I could not write about hope without addressing the reality that I have not changed my consumer habits enough this year. I still take planes, buy plastic, recycle sloppily, eat meat and fund H&M’s natural resource depletion. I feel the familiar dredge of guilt rather than a wave of fresh hope.

Guilt can root itself so deeply in ourselves and our relations that we barely notice it is there, and this prevents the actions for change that we urgently need to take. We are caught in our own systems and things and systems of things. Is it unreasonable to expect us to identify that beneath the noise, we feel desperately guilty about our environmental inertia? Lots of us are not doing enough, aside from refusing a plastic straw in our gin and tonic, to prevent the climate catastrophe rearing up on us.

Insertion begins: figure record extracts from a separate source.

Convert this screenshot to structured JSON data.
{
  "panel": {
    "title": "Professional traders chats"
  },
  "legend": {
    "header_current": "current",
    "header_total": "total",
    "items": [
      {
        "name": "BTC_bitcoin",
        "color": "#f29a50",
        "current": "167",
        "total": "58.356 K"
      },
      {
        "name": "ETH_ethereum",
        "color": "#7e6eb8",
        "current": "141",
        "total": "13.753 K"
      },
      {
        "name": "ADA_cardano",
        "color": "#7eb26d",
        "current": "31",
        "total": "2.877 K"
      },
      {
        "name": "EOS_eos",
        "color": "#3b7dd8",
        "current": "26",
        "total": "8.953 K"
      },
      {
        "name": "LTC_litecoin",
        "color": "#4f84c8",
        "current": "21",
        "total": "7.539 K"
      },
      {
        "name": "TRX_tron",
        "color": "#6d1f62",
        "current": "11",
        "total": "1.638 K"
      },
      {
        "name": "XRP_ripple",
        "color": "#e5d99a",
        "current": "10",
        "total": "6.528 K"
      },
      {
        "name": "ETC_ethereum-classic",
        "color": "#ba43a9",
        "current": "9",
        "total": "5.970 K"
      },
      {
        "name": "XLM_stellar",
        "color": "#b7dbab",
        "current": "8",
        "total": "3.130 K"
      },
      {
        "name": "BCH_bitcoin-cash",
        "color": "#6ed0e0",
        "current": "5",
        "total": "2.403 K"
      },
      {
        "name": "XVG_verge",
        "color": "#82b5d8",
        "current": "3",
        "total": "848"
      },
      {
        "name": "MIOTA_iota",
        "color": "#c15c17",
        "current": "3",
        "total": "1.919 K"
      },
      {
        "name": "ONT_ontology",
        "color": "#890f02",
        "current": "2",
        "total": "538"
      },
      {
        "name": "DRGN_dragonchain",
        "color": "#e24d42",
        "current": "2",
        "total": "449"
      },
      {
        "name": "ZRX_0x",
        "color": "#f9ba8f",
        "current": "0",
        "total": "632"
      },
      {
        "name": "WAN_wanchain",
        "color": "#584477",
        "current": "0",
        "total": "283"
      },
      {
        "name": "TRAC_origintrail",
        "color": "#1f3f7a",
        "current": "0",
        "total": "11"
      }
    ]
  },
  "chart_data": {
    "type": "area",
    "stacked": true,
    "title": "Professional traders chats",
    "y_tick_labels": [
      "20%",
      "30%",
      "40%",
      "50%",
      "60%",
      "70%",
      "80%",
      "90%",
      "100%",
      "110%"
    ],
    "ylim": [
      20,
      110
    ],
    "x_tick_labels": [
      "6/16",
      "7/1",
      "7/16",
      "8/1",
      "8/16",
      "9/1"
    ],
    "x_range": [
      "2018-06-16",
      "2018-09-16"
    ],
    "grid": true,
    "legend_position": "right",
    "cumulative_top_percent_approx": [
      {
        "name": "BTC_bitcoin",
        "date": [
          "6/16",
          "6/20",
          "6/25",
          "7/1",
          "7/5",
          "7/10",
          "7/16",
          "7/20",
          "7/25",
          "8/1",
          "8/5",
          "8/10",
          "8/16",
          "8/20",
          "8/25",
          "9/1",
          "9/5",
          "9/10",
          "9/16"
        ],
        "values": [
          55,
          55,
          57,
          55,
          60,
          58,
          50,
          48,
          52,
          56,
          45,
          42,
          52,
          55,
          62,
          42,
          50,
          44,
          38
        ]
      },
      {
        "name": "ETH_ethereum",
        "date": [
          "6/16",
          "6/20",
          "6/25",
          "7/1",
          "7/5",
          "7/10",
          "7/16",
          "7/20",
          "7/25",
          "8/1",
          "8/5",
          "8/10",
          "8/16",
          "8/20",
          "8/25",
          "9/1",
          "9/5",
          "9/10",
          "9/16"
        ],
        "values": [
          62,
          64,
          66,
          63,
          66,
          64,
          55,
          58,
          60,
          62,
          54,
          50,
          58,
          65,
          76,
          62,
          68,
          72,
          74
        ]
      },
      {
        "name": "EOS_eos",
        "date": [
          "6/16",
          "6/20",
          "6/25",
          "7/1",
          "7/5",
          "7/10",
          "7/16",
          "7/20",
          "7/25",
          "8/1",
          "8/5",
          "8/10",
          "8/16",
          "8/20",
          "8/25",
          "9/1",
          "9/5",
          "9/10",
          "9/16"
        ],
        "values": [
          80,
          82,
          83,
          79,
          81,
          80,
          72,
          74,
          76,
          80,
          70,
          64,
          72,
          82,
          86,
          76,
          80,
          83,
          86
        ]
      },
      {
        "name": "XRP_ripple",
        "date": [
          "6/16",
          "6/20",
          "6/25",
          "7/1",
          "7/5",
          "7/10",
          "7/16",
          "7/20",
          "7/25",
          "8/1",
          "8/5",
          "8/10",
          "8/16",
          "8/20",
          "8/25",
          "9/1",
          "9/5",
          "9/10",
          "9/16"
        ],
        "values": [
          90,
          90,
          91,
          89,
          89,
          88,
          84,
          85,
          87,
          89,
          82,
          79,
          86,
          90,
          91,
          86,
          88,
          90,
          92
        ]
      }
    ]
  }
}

We feel guilty before we achieve change. Guilty for not quitting, or starting, something we should. We do feel calmer once we start our homework, our tax return or begin an overdue, difficult conversation. Until we talk about our collective and individual culpability we cannot begin to dig up the insidious guilt that steels us against progress. We should begin the new year backwards, by addressing the old lies we tell ourselves: that it will be ok, that science will solve it and that the human disposition for pretence has nothing to do with solving the climate crisis.

Humans made this mess, some humans more than others. A human approach to understanding the emotional complexity of inaction is worth a run. My top 2019 tip: a novel public resolution to solve a sticky problem is all the newness we need this year.